E allora abbiamo pensato alle mamme e alle nonne che, quando scoprono che i figli o i nipoti apprezzano un piatto, glielo ripropongono ogni volta, a colazione, pranzo e cena. Ti piacciono i cappellacci? Pigliatene questi due chili a merenda, poi a casa ti cucino gli altri.
L’uomo, abbiamo concluso allora, è il mastro cappellaccio. Quando scopre che il cappellaccio ti piace, si impegna a non farti mangiare altro per tutta la vita. E tu, che prima amavi il cappellaccio, a un certo punto non lo puoi più sentire neanche nominare, come quell’uomo-cappellaccio. Perché abbiamo tanti gusti e tante preferenze e non basta indovinarne uno per continuare una relazione.
Oggi, dopo tanti anni, tante esperienze, tante riflessioni e, spero, quel po’ di saggezza data dalla zucca dei cappellacci che ho mangiato, credo di aver capito che siamo tutti mastri cappellacci. Che tendiamo tutti a studiare il partner nei primi periodi, e poi a dare per scontato di averlo capito, pronti a servirgli cappellacci per tutta la vita.
La verità è che il cappellaccio stanca. E non solo perché si mangia volentieri anche altro da subito, ma perché i gusti e le preferenze cambiano. E non solo perché è impossibile conoscere tutto di una persona da subito, ma perché il gioco prevede che anche se tu ci riuscissi dovresti poi ricominciare da capo il giorno dopo.

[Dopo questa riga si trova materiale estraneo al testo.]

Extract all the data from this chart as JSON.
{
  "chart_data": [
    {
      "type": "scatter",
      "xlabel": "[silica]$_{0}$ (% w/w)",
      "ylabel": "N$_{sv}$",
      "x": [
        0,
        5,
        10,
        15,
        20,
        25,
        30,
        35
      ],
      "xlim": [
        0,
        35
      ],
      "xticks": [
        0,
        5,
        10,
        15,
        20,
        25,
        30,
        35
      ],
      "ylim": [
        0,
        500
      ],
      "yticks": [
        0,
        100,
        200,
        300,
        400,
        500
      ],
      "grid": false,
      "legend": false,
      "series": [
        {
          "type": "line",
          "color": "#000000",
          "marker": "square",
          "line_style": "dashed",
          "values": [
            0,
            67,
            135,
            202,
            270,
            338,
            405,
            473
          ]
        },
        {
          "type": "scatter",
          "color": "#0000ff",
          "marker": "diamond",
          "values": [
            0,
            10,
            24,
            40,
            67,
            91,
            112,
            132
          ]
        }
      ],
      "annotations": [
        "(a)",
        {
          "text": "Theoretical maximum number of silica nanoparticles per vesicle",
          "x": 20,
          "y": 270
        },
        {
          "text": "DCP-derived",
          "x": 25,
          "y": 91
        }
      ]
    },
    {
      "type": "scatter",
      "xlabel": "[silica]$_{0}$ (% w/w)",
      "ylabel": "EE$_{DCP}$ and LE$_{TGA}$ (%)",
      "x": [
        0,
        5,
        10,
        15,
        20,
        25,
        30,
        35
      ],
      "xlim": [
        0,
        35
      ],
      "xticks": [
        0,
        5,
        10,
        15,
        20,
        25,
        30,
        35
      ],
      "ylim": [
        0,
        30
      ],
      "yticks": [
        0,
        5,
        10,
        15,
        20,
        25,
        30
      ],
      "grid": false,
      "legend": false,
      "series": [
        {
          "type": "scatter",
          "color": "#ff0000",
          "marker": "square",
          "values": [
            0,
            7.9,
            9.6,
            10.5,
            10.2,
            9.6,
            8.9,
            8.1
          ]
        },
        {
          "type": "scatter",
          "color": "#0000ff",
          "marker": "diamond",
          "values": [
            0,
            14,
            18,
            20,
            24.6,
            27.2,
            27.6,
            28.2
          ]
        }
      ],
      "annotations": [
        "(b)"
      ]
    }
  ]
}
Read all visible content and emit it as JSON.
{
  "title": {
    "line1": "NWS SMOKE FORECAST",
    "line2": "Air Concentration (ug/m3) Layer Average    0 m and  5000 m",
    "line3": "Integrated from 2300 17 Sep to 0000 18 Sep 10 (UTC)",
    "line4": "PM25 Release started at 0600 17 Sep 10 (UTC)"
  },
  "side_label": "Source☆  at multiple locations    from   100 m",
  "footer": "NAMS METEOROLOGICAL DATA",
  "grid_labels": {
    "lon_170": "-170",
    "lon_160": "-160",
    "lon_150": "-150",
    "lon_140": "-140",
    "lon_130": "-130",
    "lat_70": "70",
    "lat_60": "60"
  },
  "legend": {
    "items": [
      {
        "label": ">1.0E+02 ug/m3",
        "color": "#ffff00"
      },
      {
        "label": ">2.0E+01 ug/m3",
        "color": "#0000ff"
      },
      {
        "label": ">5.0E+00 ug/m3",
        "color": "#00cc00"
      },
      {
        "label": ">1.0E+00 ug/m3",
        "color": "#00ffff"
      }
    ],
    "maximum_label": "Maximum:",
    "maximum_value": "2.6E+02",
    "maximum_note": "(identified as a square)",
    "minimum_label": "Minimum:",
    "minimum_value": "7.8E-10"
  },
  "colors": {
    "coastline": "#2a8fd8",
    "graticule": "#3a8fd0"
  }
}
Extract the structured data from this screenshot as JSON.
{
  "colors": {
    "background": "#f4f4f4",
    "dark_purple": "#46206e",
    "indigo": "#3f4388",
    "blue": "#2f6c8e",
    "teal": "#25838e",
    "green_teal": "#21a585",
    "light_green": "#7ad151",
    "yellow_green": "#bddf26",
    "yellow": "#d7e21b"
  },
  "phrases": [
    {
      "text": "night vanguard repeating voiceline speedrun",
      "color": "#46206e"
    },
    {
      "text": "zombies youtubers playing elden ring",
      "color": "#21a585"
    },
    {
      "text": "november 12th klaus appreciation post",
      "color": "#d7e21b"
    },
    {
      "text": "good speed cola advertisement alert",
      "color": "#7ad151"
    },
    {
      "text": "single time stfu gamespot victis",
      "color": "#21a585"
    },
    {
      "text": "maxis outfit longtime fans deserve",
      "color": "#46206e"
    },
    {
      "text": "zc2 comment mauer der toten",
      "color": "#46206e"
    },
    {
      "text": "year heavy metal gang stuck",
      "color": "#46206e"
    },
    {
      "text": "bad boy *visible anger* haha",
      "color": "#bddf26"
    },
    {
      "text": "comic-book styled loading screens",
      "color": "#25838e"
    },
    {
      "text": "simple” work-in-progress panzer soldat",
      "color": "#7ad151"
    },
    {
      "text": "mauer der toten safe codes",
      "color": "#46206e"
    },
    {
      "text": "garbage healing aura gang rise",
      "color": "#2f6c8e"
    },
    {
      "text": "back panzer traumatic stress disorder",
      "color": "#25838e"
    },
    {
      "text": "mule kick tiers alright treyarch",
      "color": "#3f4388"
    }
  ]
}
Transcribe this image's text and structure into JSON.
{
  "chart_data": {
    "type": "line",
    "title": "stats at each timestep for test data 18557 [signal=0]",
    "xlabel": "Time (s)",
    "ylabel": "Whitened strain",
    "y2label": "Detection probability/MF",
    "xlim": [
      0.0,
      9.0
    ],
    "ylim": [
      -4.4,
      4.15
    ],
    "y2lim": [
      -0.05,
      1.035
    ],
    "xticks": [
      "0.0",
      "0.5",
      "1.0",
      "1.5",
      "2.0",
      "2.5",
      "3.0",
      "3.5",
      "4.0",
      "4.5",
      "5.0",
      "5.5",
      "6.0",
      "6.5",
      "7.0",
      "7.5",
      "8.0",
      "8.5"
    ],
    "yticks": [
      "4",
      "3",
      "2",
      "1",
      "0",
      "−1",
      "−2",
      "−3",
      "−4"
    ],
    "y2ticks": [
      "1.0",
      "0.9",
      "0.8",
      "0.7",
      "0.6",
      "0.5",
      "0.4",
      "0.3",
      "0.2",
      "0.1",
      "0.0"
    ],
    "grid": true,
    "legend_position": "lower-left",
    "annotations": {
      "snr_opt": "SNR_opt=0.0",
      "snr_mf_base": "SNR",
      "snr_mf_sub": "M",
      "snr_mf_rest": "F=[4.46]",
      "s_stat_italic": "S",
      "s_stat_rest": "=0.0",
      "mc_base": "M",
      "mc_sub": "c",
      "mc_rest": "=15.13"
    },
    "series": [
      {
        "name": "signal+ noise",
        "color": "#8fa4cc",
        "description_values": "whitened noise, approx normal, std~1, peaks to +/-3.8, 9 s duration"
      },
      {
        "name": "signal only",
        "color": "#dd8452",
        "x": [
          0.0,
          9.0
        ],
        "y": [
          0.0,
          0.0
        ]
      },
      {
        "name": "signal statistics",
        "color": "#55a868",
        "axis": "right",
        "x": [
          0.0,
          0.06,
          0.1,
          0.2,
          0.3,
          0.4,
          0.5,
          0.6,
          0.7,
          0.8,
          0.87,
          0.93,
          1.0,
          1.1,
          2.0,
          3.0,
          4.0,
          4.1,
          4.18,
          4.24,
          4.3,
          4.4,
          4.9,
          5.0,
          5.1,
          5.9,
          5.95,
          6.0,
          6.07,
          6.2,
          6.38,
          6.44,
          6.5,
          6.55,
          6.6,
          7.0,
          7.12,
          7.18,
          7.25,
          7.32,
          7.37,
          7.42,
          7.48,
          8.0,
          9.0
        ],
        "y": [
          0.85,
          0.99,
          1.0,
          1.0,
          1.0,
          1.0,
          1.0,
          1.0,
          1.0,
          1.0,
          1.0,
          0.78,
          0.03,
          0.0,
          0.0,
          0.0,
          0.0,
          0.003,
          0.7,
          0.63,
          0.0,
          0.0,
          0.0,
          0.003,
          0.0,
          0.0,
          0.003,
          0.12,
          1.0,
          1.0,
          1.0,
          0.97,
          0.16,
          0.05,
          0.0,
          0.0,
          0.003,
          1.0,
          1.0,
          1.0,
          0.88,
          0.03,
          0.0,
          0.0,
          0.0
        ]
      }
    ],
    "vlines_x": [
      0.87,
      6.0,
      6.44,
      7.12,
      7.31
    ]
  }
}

Noi cambiamo, anche quando non ce ne accorgiamo, e insieme a noi cambiano gusti e preferenze ma persino priorità e caratteri. Il trucco per un rapporto di coppia funzionante non è passare la vita a diventare mastri cappellacci sempre migliori, ma imparare a cucinare anche il resto, e provare anche il resto, insieme. Non smettere mai di studiarsi, di stimolarsi, di conoscersi, di sorprendersi. Cambiare insieme, insomma.
Per cui oggi penso che la teoria del cappellaccio sia la spiegazione alla maggior parte delle relazioni finite male, e che riguardi uomini e donne, nei secoli dei secoli.
Come il cappellaccio ferrarese, che resta una delle meraviglie del mondo e uno dei motivi per venire a Ferrara. Per me è rigorosamente burro e salvia e per mio marito è rigorosamente al ragù. Perché appunto, si cambia, e a volte si cambia insieme, a volte invece si impara a fare due sughi diversi.




Ricetta:
Ingredienti: 500 gr. di farina;
4 uova;
2 kg di zucca gialla;
170 gr. di parmigiano;
noce moscata;
130 gr. di burro come condimento;
sale, qualche foglia di salvia.

 Preparare per prima cosa la pasta, unendo la farina, le uova, un pizzico di sale e acqua. Tirare la sfoglia non troppo sottile e ritagliarla a quadretti. A parte si sarà preparato il ripieno, impastando la polpa di zucca cotta in forno con 70 gr. di parmigiano grattugiato e noce moscata. Ripiegare ogni quadrato di pasta di dimensione maggiore di quella dei cappelletti, ricavando così i cappellacci. Farli poi cuocere in abbondante acqua salata, condirli nella zuppiera con burro fuso, parmigiano grattugiato e qualche fogliolina di salvia a piacere.